Valle, Juan W; Wasan, Harpreet; Lopes, Andre; Backen, Alison C; Palmer, Daniel H; Morris, Karen; Duggan, Marian; Cunningham, David; Anthoney, D Alan; Corrie, Pippa; Madhusudan, Srinivasan; Maraveyas, Anthony; Ross, Paul J; Waters, Justin S; Steward, Will P; Rees, Charlotte; Beare, Sandy; Dive, Caroline; Bridgewater, John A


Juan W Valle

Harpreet Wasan

Andre Lopes

Alison C Backen

Daniel H Palmer

Karen Morris

Marian Duggan

David Cunningham

D Alan Anthoney

Pippa Corrie

Srinivasan Madhusudan

Anthony Maraveyas

Paul J Ross

Justin S Waters

Will P Steward

Charlotte Rees

Sandy Beare

Caroline Dive

John A Bridgewater


Cisplatin and gemcitabine is the standard first-line chemotherapy regimen for patients with advanced biliary tract cancer; expression of VEGF and its receptors is associated with adverse outcomes. We aimed to assess the effect of the addition of cediranib (an oral inhibitor of VEGF receptor 1, 2, and 3) to cisplatin and gemcitabine on progression-free survival.

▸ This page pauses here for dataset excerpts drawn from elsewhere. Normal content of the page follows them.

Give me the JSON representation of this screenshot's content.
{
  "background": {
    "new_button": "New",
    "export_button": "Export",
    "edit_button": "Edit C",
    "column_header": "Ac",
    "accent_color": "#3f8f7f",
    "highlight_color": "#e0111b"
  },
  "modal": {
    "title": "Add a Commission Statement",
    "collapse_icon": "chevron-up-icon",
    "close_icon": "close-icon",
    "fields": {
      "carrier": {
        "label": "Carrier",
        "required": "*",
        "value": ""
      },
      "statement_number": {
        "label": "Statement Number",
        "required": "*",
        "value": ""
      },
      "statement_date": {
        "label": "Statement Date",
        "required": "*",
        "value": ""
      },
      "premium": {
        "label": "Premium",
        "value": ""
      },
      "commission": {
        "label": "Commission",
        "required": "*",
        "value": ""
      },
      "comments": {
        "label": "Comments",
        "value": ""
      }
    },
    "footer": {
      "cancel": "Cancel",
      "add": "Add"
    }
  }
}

In this multicentre, placebo-controlled, randomised phase 2 study, we recruited patients aged 18 years or older with histologically confirmed or cytologically confirmed advanced biliary tract cancer from hepatobiliary oncology referral centres in the UK. Patients were eligible if they had an ECOG performance status of 0–1 and an estimated life expectancy of longer than 3 months. Patients were given first-line cisplatin and gemcitabine chemotherapy (25 mg/m2 cisplatin and 1000 mg/m2 gemcitabine [on days 1 and 8 every 21 days, for up to eight cycles]) with either 20 mg oral cediranib or placebo once a day until disease progression. We randomly assigned patients (1:1) with a minimisation algorithm, incorporating the stratification factors: extent of disease, primary disease site, previous treatment, ECOG performance status, and centre. The primary endpoint was progression-free survival in the intention-to-treat population. This study is registered with, number NCT00939848, and was closed on Sept 30, 2014; results of the final analysis for the primary endpoint are presented.

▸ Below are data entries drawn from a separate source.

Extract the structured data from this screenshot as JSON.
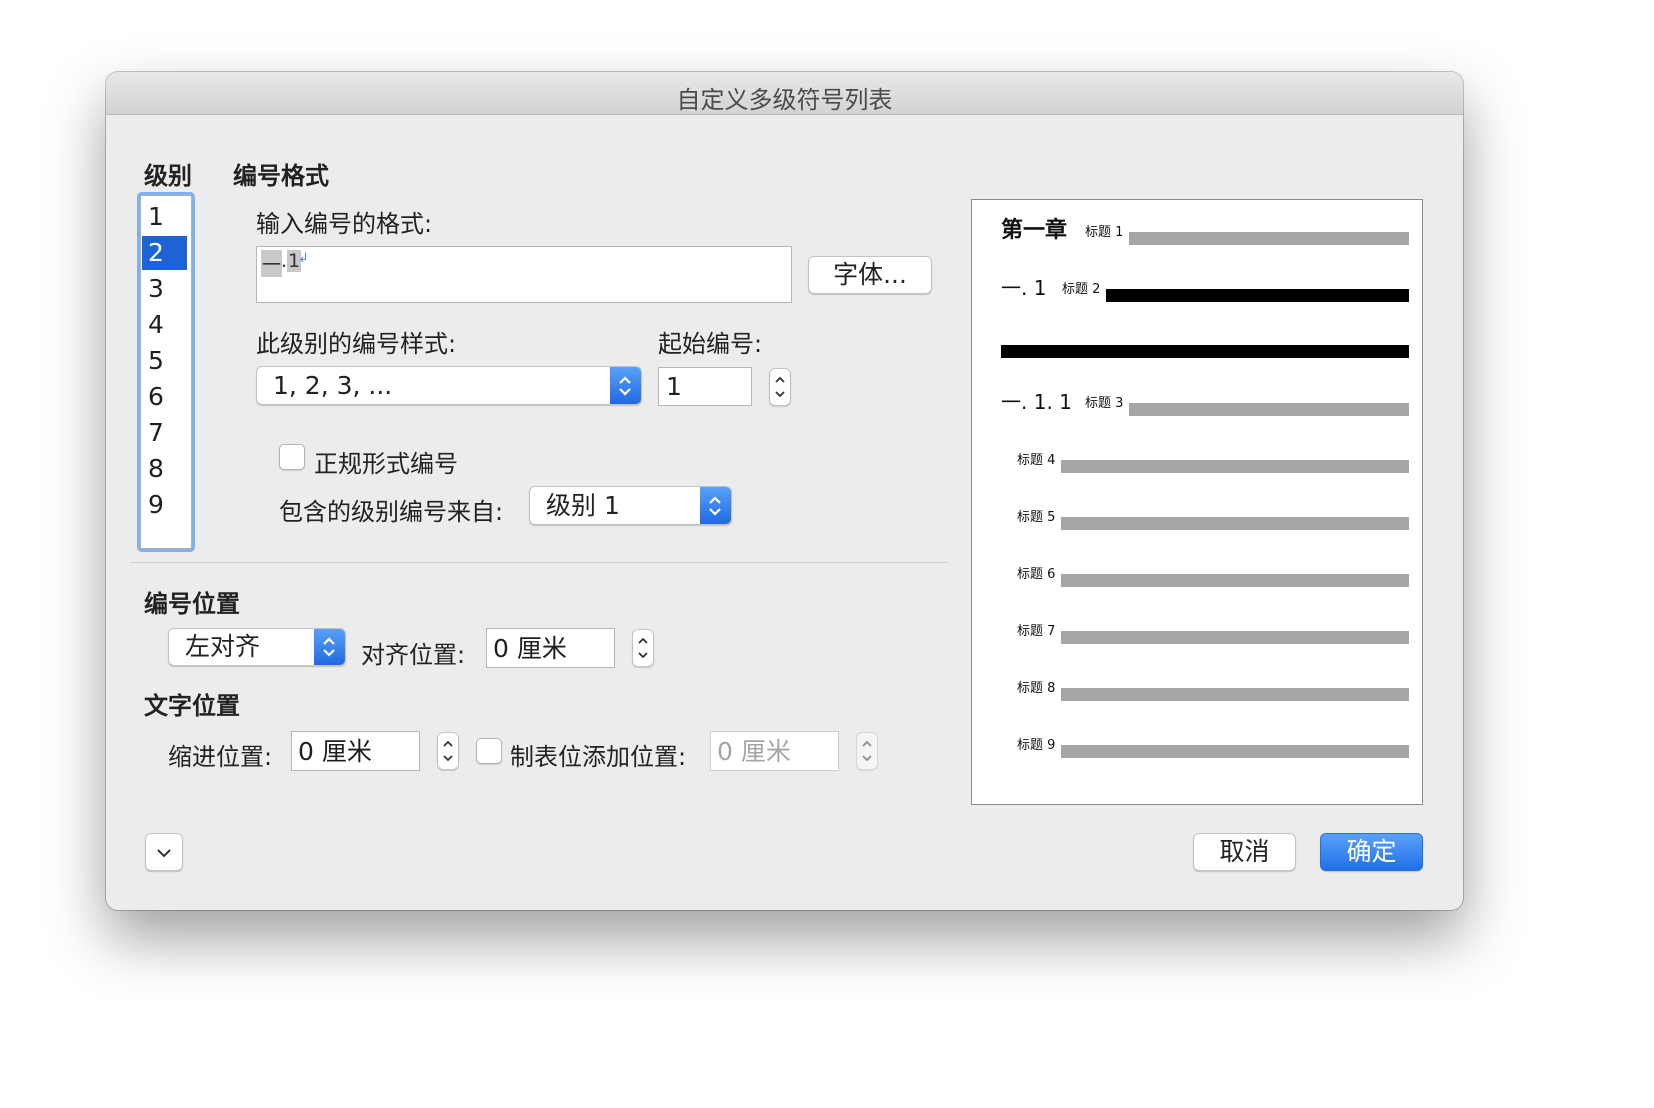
{
  "dialog": {
    "title": "自定义多级符号列表"
  },
  "sections": {
    "level": "级别",
    "number_format": "编号格式",
    "number_position": "编号位置",
    "text_position": "文字位置"
  },
  "levels": [
    "1",
    "2",
    "3",
    "4",
    "5",
    "6",
    "7",
    "8",
    "9"
  ],
  "selected_level": "2",
  "format": {
    "enter_label": "输入编号的格式:",
    "value_part1": "一",
    "value_sep": ".",
    "value_part2": "1",
    "return_mark": "↲",
    "font_button": "字体...",
    "style_label": "此级别的编号样式:",
    "style_value": "1, 2, 3, ...",
    "start_label": "起始编号:",
    "start_value": "1",
    "legal_label": "正规形式编号",
    "legal_checked": false,
    "include_label": "包含的级别编号来自:",
    "include_value": "级别 1"
  },
  "number_position": {
    "align_value": "左对齐",
    "align_at_label": "对齐位置:",
    "align_at_value": "0 厘米"
  },
  "text_position": {
    "indent_label": "缩进位置:",
    "indent_value": "0 厘米",
    "tab_label": "制表位添加位置:",
    "tab_checked": false,
    "tab_value": "0 厘米"
  },
  "preview": {
    "chapter": "第一章",
    "heading1": "标题 1",
    "num2": "一. 1",
    "heading2": "标题 2",
    "num3": "一. 1. 1",
    "heading3": "标题 3",
    "heading4": "标题 4",
    "heading5": "标题 5",
    "heading6": "标题 6",
    "heading7": "标题 7",
    "heading8": "标题 8",
    "heading9": "标题 9"
  },
  "buttons": {
    "cancel": "取消",
    "ok": "确定"
  },
  "colors": {
    "accent": "#1d63d6",
    "ok_button": "#2a7ef1"
  }
}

Between April 5, 2011, and Sept 28, 2012, we enrolled 124 patients (62 in each group). With a median follow-up of 12·2 months (IQR 7·3–18·5), median progression-free survival was 8·0 months (95% CI 6·5–9·3) in the cediranib group and 7·4 months (5·7–8·5) in the placebo group (HR 0·93, 80% CI 0·74–1·19, 95% CI 0·65–1·35; p=0·72). Patients who received cediranib had more grade 3–4 toxic effects than did patients who received placebo: hypertension (23 [37%] vs 13 [21%]; p=0·05), diarrhoea (eight [13%] vs two [3%]; p=0·05); platelet count decreased (ten [16%] vs four [6%]; p=0·09), white blood cell decreased (15 [24%] vs seven [11%]; p=0·06) and fatigue (16 [24%] vs seven [11%]; p=0·04).

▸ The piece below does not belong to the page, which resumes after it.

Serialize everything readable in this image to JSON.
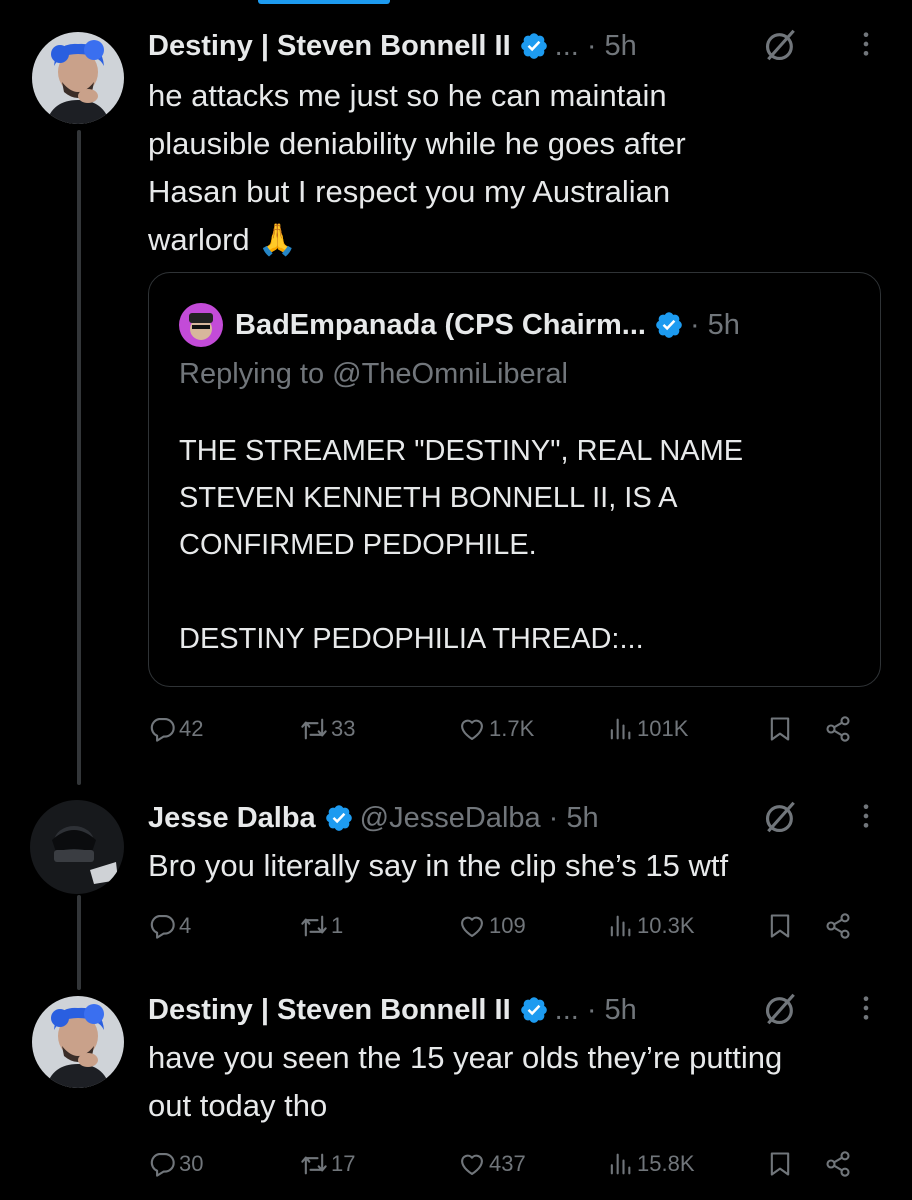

Cediranib did not improve the progression-free survival of patients with advanced biliary tract cancer in combination with cisplatin and gemcitabine, which remains the standard of care. Although patients in the cediranib group had more adverse events, we recorded no unexpected toxic effects. The role of VEGF inhibition in addition to chemotherapy for patients with advanced biliary tract cancer remains investigational.

Journal Article Type Article
Publication Date 2015-08
Journal The Lancet Oncology
Print ISSN 1470-2045
Publisher Elsevier
Peer Reviewed Peer Reviewed
Volume 16
Issue 8
Pages 967-978
APA6 Citation Valle, J. W., Wasan, H., Lopes, A., Backen, A. C., Palmer, D. H., Morris, K., …Bridgewater, J. A. (2015). Cediranib or placebo in combination with cisplatin and gemcitabine chemotherapy for patients with advanced biliary tract cancer (ABC-03): a randomised phase 2 trial. The lancet oncology, 16(8), 967-978.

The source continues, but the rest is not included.